In June 1942, a female prisoner escaped the camp. The authorities forced the prisoners to stand in the roll-call square for two days waiting to discover who would be killed in retribution for the escape.
Bishop Jeż’s edict, dated July 26 but reported on the diocesan website on Aug. 8, said that Łącka was standing beside her friend, Helena Panek, as they awaited their fate. Łącka promised that if Panek was selected then she would go to her death with her. But the authorities were ordered not to proceed with their planned punishment.
While caring for the sick, Łącka fell ill with typhus and was admitted to the camp hospital in block 23.
She recovered by the spring of 1943 and began working in the camp hospital as a nurse, using her proficiency in German to help her patients.

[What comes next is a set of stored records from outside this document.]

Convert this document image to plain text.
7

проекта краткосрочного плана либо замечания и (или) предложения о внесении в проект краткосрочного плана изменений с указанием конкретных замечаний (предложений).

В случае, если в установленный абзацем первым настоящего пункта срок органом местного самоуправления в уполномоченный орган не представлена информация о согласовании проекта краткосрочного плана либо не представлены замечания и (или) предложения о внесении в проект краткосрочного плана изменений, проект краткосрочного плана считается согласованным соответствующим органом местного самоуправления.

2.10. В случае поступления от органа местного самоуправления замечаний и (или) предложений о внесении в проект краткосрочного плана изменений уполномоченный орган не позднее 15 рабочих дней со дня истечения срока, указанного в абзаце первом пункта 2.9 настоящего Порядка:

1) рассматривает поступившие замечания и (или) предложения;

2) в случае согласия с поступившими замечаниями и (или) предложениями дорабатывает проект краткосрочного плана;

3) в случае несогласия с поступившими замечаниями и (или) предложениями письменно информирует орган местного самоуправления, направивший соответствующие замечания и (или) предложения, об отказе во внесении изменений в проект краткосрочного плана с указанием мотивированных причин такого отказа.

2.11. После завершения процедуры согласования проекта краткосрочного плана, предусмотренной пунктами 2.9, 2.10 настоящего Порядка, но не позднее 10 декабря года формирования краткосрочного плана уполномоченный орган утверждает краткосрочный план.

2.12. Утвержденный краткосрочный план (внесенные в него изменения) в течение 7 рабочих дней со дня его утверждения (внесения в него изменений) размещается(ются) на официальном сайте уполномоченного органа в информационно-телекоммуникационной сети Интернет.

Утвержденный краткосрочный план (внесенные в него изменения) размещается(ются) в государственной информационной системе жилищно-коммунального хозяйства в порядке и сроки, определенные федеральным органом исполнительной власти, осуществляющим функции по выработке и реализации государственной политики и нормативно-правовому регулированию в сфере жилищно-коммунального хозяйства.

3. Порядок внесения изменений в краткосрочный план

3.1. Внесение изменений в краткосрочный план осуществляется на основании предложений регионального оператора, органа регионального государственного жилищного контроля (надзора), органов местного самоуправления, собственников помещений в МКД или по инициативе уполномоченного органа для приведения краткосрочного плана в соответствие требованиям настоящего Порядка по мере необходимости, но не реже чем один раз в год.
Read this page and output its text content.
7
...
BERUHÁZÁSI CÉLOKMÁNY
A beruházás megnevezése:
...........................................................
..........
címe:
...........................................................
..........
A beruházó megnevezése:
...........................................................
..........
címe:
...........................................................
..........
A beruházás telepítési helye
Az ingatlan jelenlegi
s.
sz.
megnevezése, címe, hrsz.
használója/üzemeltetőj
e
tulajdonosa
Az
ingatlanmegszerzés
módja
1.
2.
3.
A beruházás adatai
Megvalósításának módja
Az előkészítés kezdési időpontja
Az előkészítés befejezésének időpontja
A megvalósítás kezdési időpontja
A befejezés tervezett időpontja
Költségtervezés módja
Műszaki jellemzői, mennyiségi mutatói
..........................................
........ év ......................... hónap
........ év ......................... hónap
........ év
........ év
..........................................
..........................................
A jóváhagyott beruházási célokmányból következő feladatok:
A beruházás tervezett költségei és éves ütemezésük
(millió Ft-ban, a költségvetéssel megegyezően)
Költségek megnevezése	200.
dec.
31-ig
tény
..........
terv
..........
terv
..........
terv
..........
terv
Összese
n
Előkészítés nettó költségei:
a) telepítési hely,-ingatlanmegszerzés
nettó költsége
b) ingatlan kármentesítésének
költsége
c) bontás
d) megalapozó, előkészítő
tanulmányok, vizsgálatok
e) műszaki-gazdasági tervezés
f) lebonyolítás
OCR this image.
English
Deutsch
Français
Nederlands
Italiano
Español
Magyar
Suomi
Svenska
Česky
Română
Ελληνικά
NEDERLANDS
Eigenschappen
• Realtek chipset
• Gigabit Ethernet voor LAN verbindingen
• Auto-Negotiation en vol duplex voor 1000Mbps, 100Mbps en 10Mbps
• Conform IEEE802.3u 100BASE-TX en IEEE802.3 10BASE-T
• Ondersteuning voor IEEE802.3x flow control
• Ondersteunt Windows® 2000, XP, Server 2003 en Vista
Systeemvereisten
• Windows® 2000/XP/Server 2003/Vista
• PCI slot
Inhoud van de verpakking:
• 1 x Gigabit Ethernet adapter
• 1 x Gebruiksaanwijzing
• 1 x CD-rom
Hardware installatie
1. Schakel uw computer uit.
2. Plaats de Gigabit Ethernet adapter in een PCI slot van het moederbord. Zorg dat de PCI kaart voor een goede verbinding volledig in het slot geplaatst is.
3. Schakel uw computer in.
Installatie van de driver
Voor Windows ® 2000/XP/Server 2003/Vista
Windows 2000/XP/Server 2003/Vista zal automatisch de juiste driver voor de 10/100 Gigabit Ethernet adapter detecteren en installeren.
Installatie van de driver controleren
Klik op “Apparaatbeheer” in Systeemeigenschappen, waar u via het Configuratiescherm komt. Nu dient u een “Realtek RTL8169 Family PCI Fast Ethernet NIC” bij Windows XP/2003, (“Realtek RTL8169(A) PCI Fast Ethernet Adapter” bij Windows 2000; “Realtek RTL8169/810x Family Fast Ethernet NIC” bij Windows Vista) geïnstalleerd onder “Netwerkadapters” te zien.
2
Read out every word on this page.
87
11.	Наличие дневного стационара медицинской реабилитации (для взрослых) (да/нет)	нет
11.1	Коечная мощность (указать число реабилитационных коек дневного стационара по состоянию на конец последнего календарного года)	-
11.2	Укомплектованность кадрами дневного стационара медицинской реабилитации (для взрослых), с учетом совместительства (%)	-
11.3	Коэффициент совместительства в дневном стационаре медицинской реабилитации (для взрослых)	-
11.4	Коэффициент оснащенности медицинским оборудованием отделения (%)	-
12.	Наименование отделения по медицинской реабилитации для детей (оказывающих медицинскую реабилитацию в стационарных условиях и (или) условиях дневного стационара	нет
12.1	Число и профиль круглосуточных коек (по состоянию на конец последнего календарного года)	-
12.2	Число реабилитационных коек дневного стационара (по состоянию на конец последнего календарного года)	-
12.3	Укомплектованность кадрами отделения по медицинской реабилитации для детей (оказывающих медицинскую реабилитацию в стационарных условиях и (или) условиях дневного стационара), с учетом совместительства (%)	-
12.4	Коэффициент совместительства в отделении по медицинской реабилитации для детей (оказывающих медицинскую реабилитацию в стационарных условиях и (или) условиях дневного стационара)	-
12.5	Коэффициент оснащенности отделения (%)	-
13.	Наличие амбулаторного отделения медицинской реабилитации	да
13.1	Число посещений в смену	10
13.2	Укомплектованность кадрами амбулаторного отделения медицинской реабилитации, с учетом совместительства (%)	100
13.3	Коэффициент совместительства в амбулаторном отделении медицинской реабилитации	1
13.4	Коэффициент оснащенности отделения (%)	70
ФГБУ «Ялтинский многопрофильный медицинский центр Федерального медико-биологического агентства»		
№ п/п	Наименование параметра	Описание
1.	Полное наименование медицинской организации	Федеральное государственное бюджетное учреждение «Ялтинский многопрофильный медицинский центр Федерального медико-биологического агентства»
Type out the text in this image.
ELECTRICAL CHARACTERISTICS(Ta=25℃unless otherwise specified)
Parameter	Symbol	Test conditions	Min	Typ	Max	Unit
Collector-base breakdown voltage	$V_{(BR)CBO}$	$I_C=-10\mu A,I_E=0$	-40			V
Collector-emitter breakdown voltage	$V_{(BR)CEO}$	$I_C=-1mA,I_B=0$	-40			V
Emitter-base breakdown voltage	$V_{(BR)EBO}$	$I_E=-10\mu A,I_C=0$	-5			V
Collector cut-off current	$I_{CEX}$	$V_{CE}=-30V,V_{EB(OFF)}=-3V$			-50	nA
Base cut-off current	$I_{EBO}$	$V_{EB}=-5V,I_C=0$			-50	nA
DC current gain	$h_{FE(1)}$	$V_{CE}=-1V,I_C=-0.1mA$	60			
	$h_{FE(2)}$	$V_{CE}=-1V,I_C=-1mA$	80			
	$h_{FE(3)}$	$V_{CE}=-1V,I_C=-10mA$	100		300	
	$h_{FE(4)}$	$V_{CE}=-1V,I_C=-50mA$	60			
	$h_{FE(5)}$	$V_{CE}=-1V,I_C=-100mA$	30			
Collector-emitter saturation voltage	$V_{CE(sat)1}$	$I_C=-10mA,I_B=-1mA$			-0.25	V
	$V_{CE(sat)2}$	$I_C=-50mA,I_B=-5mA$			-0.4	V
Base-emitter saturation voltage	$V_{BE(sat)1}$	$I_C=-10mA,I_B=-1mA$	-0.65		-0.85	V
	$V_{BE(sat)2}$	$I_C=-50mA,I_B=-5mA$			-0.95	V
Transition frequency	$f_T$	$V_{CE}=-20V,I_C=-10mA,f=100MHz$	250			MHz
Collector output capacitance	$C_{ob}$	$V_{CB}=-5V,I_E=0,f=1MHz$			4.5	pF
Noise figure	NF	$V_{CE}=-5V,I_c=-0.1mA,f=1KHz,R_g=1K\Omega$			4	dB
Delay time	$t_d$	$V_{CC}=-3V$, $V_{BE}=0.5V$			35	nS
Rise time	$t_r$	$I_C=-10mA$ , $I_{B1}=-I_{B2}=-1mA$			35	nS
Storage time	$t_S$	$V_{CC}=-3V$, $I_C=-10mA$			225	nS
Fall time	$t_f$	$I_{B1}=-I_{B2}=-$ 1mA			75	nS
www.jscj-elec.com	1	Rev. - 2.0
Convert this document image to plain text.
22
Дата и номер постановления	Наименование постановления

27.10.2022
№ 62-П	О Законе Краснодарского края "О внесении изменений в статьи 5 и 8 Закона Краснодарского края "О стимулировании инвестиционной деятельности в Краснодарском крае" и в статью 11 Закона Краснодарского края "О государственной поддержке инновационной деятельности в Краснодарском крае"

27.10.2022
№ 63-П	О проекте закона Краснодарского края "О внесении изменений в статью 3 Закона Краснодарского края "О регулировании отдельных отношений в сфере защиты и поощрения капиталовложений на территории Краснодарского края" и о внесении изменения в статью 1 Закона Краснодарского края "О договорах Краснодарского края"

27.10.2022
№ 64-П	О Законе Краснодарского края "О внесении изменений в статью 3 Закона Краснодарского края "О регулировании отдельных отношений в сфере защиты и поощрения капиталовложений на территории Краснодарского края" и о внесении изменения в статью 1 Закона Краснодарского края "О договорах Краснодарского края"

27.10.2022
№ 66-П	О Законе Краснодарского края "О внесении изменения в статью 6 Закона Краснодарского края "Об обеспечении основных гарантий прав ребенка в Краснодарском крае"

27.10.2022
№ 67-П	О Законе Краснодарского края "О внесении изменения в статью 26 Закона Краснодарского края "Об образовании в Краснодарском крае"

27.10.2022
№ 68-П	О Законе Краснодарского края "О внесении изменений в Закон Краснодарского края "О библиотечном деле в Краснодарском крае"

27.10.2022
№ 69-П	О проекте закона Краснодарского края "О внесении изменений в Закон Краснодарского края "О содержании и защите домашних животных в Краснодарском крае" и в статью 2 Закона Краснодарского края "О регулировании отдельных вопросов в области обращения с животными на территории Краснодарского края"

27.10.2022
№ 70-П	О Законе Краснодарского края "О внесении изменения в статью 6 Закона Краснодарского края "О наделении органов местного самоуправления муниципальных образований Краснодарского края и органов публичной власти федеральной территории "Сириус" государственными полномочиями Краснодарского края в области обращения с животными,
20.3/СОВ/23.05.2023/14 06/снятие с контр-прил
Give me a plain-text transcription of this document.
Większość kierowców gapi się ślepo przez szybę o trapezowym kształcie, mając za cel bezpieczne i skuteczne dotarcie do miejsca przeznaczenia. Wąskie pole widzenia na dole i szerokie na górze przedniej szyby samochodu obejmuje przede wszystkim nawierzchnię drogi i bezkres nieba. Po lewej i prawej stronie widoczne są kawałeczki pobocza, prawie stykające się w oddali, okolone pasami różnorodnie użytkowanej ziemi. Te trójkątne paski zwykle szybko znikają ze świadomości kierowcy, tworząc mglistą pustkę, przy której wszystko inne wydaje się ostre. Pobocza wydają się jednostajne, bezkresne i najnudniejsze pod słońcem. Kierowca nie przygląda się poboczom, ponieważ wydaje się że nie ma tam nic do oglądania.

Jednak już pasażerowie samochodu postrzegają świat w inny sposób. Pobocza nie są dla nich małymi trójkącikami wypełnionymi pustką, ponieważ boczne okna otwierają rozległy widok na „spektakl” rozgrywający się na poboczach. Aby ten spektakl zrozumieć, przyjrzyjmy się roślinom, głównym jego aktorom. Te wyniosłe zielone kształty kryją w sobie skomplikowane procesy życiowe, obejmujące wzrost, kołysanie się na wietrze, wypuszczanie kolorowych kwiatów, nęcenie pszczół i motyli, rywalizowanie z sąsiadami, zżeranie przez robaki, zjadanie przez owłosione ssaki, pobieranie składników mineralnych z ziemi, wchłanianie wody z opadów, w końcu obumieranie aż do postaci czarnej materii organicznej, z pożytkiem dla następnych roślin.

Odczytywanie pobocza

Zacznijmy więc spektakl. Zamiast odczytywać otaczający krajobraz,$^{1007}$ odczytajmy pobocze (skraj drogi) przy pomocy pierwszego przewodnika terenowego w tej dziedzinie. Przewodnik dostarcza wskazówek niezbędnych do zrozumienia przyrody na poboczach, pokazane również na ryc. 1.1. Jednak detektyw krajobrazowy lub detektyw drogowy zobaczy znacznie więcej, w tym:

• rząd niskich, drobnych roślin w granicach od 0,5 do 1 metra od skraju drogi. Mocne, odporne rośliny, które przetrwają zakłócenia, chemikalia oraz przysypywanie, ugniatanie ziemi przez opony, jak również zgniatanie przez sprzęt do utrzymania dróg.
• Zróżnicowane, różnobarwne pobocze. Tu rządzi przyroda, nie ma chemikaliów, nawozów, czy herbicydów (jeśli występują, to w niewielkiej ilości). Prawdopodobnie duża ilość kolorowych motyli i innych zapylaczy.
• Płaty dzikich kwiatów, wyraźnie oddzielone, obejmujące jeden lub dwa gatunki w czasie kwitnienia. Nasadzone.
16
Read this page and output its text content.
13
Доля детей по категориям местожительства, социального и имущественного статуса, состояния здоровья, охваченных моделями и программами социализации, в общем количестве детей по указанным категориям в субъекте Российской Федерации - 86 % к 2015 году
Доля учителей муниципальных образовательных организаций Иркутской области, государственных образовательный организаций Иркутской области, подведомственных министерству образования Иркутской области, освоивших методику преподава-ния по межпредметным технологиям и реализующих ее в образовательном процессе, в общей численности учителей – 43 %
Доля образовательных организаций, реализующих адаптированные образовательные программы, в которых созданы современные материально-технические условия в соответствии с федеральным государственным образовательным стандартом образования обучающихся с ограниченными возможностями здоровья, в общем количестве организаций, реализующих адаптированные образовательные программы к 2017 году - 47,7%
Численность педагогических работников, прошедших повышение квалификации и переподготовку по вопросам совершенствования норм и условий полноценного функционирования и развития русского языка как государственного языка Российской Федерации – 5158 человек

“Risking her own life, she baptized newborns and ministered to people who were seriously ill,” Jeż noted in the edict. “She also watched over the dying, sweetening their last hours of life.”
“She encouraged other female prisoners to pray together with the dying. Risking her own life, she also saved sick women during selection for the gas chamber or phenol injection by crossing them off the death list. Her fellow prisoners called her the ‘earthly guardian angel.’”
She wrote a camp prayer book that survived the Second World War intact.
Łącka left Auschwitz with five companions on Jan. 23, 1945, days after the camp was bombed. She returned to her family home in Wola Żelichowska, where she attended daily Mass and helped her family.
She began studying Polish philology at the Jagiellonian University in Kraków, but her health deteriorated and she was admitted to a hospital in the city in October 1946.
She died on Nov. 7, 1946, at the age of 33.
In his edict, Bishop Jeż said that Lącka’s spirituality offered an example for Christians today.
“Stefania Lacka was distinguished for her high degree of the virtues of faith, hope, love, and moral virtues,” he wrote. “From the day of her funeral until now, her private cult has been growing.”